The board decided in spring 2019 to change the times that elementary and middle school/high school students report to school.

This academic year, the older students, starting with fifth grade, will go to school from 8:45 a.m.-3:30 p.m. The younger ones will go from 8:10 a.m.-2:40 p.m.

The former times were 7:45 a.m.-2:30 p.m. for the middle and high schools and 8:45 a.m.-3:15 p.m. for the elementary.

“We’re going forward with it,” said Superintendent Jim Witt after the August board of education meeting.

The plan is to give older children a chance to sleep later.

“I think right now if you ask if any high school kid, ‘do you want to get up earlier or sleep late,’ sleep later gets more votes,” said Lee Herman, Lake High School principal.

Herman said there was little discussion about postponing the time flip due to coronavirus schedule upheavals.

“The plan was already in the works and I don’t know that a pandemic changes that,” he said.

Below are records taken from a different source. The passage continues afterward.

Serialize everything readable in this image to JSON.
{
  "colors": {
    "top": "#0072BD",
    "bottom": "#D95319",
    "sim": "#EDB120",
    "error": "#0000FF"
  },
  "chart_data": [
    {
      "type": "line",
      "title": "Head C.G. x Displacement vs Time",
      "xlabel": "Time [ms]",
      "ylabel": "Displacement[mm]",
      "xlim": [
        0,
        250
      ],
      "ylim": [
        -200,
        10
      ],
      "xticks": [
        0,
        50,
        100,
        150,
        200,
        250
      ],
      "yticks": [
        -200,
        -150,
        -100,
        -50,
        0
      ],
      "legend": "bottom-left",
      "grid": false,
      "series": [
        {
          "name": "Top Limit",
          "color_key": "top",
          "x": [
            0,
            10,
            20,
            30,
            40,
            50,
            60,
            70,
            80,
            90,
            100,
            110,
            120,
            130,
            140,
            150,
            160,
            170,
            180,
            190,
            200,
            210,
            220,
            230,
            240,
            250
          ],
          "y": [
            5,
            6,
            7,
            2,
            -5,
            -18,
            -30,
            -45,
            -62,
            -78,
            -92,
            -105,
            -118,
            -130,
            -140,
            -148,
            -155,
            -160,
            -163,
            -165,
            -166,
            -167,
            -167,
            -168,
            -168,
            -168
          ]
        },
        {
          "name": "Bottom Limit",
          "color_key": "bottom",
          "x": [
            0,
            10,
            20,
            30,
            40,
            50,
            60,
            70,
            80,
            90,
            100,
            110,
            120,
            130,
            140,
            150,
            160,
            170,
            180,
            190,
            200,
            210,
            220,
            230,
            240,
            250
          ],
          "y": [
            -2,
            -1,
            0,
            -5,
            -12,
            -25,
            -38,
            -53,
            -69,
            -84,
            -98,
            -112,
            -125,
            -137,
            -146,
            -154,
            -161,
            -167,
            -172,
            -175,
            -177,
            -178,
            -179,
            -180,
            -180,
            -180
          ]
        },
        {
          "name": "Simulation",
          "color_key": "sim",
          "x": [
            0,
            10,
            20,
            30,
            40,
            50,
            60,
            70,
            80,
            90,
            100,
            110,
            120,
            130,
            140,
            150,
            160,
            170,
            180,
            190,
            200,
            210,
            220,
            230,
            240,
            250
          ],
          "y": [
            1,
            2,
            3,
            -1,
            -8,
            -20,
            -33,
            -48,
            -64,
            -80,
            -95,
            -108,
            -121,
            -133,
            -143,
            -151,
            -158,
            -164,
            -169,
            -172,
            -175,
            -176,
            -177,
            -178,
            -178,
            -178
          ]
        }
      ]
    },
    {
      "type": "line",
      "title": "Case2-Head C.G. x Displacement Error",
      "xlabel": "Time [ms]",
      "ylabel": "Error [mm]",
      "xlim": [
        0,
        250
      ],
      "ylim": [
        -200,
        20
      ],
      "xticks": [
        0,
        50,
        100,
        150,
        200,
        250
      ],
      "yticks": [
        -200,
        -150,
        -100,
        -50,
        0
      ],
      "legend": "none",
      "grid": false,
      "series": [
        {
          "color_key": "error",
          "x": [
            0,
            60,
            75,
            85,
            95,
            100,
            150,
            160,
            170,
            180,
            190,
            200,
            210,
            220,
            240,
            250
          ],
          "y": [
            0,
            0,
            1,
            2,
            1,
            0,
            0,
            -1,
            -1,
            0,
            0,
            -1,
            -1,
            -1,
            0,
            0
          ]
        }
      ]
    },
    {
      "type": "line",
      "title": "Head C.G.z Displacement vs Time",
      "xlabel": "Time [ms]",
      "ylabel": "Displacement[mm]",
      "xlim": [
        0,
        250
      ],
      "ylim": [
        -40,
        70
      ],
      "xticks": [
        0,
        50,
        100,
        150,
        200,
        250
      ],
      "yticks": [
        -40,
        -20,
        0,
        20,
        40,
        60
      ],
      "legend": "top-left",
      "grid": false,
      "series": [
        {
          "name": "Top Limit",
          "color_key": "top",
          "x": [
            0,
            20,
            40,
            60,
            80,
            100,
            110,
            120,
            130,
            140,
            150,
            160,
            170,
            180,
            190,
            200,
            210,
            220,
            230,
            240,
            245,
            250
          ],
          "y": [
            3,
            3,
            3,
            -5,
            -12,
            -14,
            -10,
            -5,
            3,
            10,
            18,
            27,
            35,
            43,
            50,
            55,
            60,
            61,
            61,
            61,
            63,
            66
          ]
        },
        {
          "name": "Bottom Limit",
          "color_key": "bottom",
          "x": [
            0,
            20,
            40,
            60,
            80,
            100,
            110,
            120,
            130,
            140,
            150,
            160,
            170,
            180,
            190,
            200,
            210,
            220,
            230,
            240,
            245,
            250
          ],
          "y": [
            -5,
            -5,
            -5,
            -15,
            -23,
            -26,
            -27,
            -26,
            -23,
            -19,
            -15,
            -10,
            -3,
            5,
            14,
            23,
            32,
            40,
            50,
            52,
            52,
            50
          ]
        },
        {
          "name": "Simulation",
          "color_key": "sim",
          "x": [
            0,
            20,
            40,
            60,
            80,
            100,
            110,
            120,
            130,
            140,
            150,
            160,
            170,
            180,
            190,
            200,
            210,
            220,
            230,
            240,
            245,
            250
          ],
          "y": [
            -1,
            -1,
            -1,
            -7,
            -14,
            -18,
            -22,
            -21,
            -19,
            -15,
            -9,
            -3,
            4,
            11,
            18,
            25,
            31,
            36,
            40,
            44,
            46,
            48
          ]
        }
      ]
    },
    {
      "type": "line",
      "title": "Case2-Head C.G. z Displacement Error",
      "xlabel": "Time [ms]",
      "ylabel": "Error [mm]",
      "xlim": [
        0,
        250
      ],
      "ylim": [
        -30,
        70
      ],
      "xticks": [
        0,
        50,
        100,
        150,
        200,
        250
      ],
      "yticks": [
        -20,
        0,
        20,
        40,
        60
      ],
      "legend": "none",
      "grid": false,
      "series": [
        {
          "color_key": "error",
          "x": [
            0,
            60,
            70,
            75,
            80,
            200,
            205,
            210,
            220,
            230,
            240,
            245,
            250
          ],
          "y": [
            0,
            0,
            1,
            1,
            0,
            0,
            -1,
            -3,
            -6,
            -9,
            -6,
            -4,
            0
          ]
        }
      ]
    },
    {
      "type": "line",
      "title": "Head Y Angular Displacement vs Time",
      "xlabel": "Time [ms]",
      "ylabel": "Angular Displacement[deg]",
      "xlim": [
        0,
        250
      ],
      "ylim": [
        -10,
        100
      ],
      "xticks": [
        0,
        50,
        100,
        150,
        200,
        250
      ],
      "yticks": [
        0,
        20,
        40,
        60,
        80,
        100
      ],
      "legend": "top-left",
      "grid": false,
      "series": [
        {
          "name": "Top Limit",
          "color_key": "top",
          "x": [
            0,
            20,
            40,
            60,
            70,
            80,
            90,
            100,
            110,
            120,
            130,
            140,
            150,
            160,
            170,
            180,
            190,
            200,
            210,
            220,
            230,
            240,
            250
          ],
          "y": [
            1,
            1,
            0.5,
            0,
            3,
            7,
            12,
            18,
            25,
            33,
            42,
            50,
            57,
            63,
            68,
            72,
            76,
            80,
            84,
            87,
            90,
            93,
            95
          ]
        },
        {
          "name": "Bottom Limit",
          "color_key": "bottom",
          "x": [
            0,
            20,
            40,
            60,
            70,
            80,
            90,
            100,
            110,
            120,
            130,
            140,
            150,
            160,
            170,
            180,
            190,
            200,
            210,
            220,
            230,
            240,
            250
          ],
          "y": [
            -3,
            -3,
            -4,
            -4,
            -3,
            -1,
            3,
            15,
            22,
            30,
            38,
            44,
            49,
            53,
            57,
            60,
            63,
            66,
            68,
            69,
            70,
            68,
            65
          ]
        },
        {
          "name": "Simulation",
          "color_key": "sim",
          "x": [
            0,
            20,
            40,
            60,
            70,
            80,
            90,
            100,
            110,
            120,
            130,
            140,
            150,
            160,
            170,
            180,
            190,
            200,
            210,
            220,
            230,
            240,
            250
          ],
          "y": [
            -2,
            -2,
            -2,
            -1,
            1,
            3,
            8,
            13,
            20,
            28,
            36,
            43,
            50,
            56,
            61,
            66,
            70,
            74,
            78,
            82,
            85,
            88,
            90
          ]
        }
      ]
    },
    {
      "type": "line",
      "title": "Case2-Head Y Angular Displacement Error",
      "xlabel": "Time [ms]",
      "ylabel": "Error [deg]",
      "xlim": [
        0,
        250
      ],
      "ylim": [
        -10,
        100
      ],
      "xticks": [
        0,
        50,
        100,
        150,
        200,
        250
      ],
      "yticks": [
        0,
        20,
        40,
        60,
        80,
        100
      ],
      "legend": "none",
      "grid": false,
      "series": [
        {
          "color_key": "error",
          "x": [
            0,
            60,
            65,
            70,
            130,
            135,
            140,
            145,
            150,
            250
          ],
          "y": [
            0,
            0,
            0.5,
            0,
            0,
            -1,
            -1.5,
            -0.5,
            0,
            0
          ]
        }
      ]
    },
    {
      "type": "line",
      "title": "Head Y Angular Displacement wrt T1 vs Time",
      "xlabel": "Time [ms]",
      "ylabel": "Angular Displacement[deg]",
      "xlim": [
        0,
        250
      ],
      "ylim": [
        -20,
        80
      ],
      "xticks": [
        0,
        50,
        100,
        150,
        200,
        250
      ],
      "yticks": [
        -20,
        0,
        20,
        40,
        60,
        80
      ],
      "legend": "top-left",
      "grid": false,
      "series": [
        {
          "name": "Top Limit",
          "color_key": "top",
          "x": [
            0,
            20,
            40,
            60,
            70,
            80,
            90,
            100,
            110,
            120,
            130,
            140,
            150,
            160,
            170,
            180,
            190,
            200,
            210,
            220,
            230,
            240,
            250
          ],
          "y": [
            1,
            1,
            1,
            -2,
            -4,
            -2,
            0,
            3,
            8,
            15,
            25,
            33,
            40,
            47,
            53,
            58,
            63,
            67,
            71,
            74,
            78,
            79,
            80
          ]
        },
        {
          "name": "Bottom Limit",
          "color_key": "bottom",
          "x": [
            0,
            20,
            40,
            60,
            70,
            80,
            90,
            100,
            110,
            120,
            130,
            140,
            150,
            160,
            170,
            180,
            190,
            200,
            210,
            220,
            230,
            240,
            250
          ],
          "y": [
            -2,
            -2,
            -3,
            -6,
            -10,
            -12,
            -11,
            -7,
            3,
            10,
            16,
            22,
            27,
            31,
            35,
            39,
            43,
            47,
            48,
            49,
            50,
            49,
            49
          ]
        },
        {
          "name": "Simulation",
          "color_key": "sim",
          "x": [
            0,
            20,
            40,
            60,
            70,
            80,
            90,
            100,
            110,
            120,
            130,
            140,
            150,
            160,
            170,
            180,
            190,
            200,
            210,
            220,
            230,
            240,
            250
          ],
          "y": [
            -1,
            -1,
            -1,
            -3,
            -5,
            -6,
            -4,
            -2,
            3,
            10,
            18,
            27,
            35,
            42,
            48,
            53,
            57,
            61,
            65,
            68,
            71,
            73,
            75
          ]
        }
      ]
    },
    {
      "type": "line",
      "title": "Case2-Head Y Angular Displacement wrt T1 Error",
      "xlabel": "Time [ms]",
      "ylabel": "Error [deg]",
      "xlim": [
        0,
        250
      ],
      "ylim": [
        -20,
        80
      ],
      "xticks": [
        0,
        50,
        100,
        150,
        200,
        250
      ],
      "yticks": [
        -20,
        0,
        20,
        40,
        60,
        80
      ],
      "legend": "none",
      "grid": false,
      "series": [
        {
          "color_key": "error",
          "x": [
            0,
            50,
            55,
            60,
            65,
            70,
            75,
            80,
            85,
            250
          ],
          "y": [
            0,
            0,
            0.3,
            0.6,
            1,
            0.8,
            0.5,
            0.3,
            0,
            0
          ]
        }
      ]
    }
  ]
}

When Witt presented the plan to the community in March 2019, he said that the biggest factor to change the time is the research on the circadian rhythm and puberty. During puberty, this clock shifts by two hours, so teens’ bodies want to stay up longer and sleep later.

He referred to a University of Minnesota study which said a later start for high school students had graduation rates improve from 79 to 88% in two years, attendance increase and achievement gaps close. Students are less likely to have symptoms of depression, fall asleep in class and need caffeine, Witt said.

When Jackson Hole High School in Wyoming changed their start times, car crashes involving teen drivers dropped by 70%. Also, eight hours of sleep per night equals 68% of student-athletes less likely to be injured.

“I think the research supports it,” Herman said.

Lake students start in-person classes Tuesday. The later date was announced earlier in August after Gov. Mike DeWine mandated masks in schools. Before then, Lake did not have a face covering requirement.

Witt said the concern is that Lake Elementary does not have air conditioning. The later start will hopefully help with temperatures, but he said he will consider closing earlier if there is a very warm day in September.

“We’ve talked about that. If it gets too bad, we would — for the safety of those elementary students and the staff,” Witt said.

Board member Brad Blandin asked what plans are in place for transitional grades, such as fourth to fifth grade, which is middle school at Lake, and kindergarten.

Kindergarten will have a staggered start because no testing was able to be done in the spring due to the coronavirus shutdown, said Jodi Takats, curriculum director and special education gifted services coordinator.

Fifth graders will also get extra attention.

“The first day, when we’re back in session, we’re going to be doing tours and working on locks, and doing the things we normally would have done at the end of fourth grade,” Takats said. “The first day’s going to look very different in the middle school than it has in the past.”

Witt said the administration did consider putting together a virtual tour of the schools, but decided against it due to safety.

“We’ll just do it in person, with our teachers,” Takats said.